For the first few days it seemed as if the glint of the safety pin was catching my eye on many people in many places. This outward show of support swelled quickly and then faded away just as fast, as most fads do. But for my small nine year old with a big heart and eyes to see, it remained an important reminder of the kind of person he is striving to be in these times. He is so insistent that now more than ever we need to make our kindness known, that nearly two months later, not a day has gone by without this now tarnished little safety pin attached to his shirt.
A few weeks in, he began to worry that people would be so used to his safety pin they would no longer see it, or that he might begin to forget it was there, so he began attaching two— just in case. Just to be sure.
Alongside of eating breakfast and teeth-brushing, fastening these pins has become a daily part of his morning regiment. He even attaches them to his pajamas at night, as if perhaps the people he encounters in his dreams might somehow need him. The pin holes in his shirts have begun to widen and stretch and warp the fabric. But he looks past these blemishes and continues to insist on the necessity of the daily piercing of the pins.
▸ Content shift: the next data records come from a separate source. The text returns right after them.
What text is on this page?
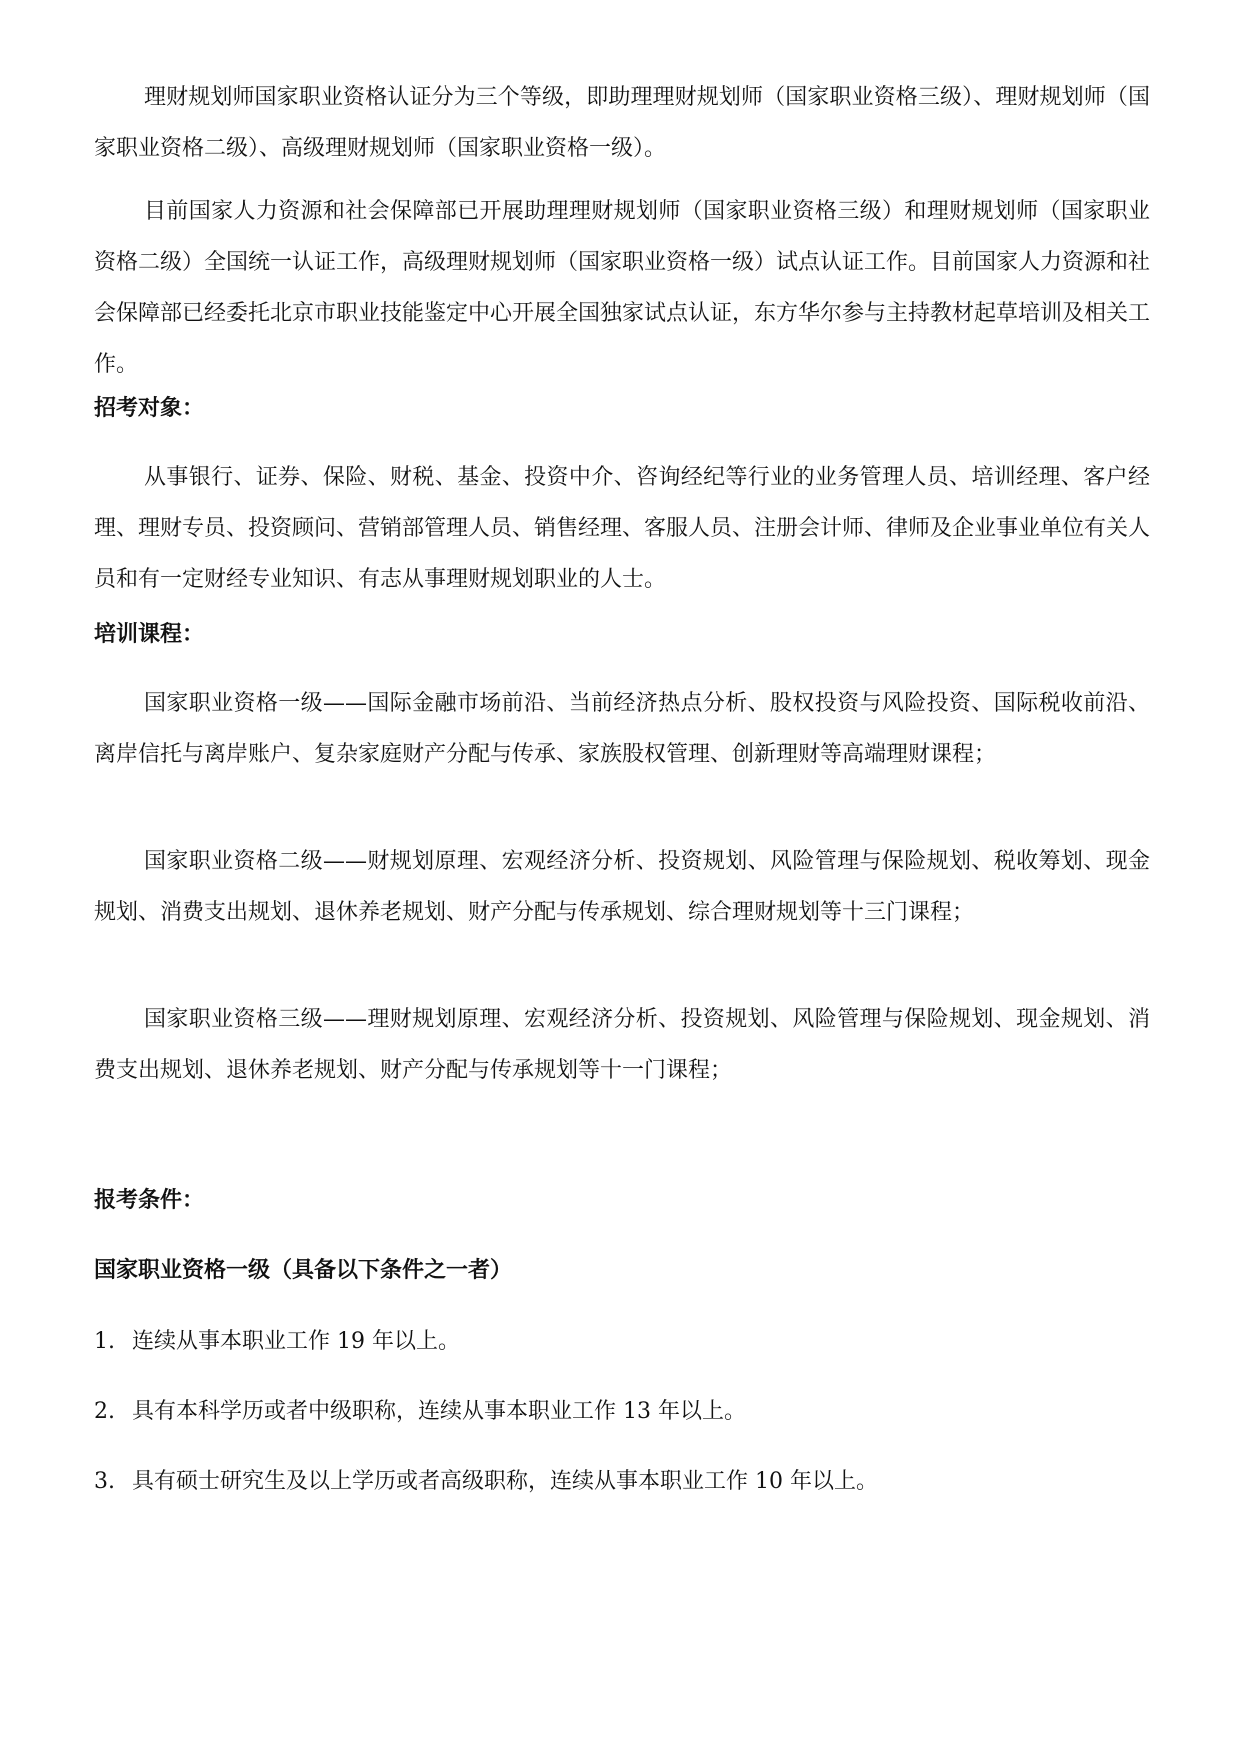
理财规划师国家职业资格认证分为三个等级，即助理理财规划师（国家职业资格三级）、理财规划师（国家职业资格二级）、高级理财规划师（国家职业资格一级）。

目前国家人力资源和社会保障部已开展助理理财规划师（国家职业资格三级）和理财规划师（国家职业资格二级）全国统一认证工作，高级理财规划师（国家职业资格一级）试点认证工作。目前国家人力资源和社会保障部已经委托北京市职业技能鉴定中心开展全国独家试点认证，东方华尔参与主持教材起草培训及相关工作。

招考对象：

从事银行、证券、保险、财税、基金、投资中介、咨询经纪等行业的业务管理人员、培训经理、客户经理、理财专员、投资顾问、营销部管理人员、销售经理、客服人员、注册会计师、律师及企业事业单位有关人员和有一定财经专业知识、有志从事理财规划职业的人士。

培训课程：

国家职业资格一级——国际金融市场前沿、当前经济热点分析、股权投资与风险投资、国际税收前沿、离岸信托与离岸账户、复杂家庭财产分配与传承、家族股权管理、创新理财等高端理财课程；

国家职业资格二级——财规划原理、宏观经济分析、投资规划、风险管理与保险规划、税收筹划、现金规划、消费支出规划、退休养老规划、财产分配与传承规划、综合理财规划等十三门课程；

国家职业资格三级——理财规划原理、宏观经济分析、投资规划、风险管理与保险规划、现金规划、消费支出规划、退休养老规划、财产分配与传承规划等十一门课程；

报考条件：

国家职业资格一级（具备以下条件之一者）

1. 连续从事本职业工作 19 年以上。

2. 具有本科学历或者中级职称，连续从事本职业工作 13 年以上。

3. 具有硕士研究生及以上学历或者高级职称，连续从事本职业工作 10 年以上。
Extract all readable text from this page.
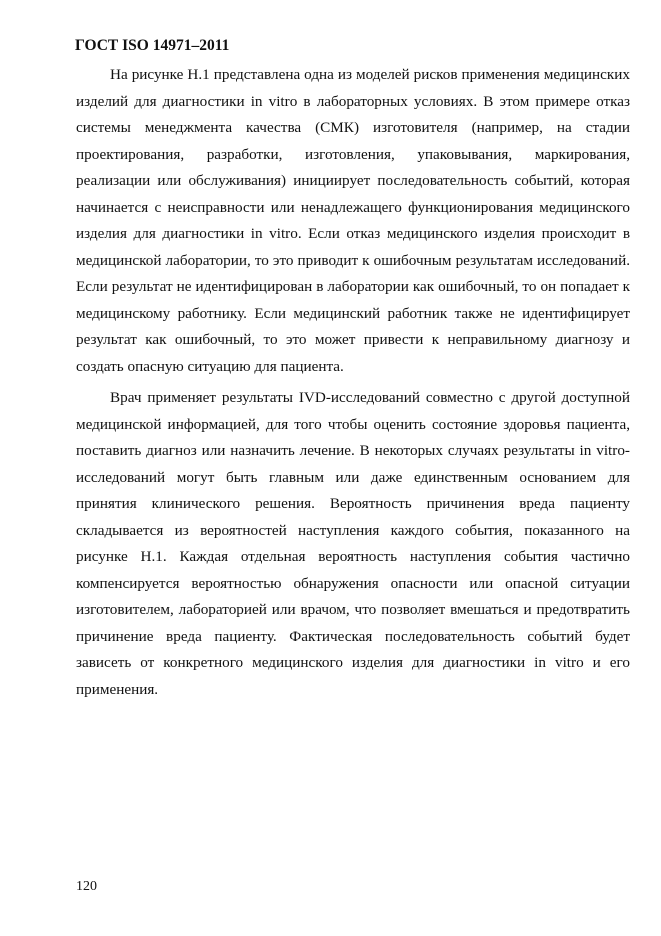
ГОСТ ISO 14971–2011

На рисунке Н.1 представлена одна из моделей рисков применения медицинских изделий для диагностики in vitro в лабораторных условиях. В этом примере отказ системы менеджмента качества (СМК) изготовителя (например, на стадии проектирования, разработки, изготовления, упаковывания, маркирования, реализации или обслуживания) инициирует последовательность событий, которая начинается с неисправности или ненадлежащего функционирования медицинского изделия для диагностики in vitro. Если отказ медицинского изделия происходит в медицинской лаборатории, то это приводит к ошибочным результатам исследований. Если результат не идентифицирован в лаборатории как ошибочный, то он попадает к медицинскому работнику. Если медицинский работник также не идентифицирует результат как ошибочный, то это может привести к неправильному диагнозу и создать опасную ситуацию для пациента.

Врач применяет результаты IVD-исследований совместно с другой доступной медицинской информацией, для того чтобы оценить состояние здоровья пациента, поставить диагноз или назначить лечение. В некоторых случаях результаты in vitro-исследований могут быть главным или даже единственным основанием для принятия клинического решения. Вероятность причинения вреда пациенту складывается из вероятностей наступления каждого события, показанного на рисунке Н.1. Каждая отдельная вероятность наступления события частично компенсируется вероятностью обнаружения опасности или опасной ситуации изготовителем, лабораторией или врачом, что позволяет вмешаться и предотвратить причинение вреда пациенту. Фактическая последовательность событий будет зависеть от конкретного медицинского изделия для диагностики in vitro и его применения.

120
As his mother, I don’t wear a safety pin. I confess, I did for a week or so like many others who were swept up in the passing fad. But I do pray to be open to receiving the spirit of kindness that my nine year old son teaches me daily. I ask for the moral courage to take seriously the hardships that are already unfolding for those around me in these uncertain times. May God give me eyes to see and a heart whose kindness will be willing to step in regardless of the cost to self.
My hope is that a growing number of us will continue to realize – as this nine year old boy has – the kind of people we are called to be in these times. May we enter the spaces of our lives with our eyes wide open and remain steadfast in our conviction to be people who step up and step in, people who love generously in hateful situations and who embody light in dark places regardless of how stretched out we may sometimes feel.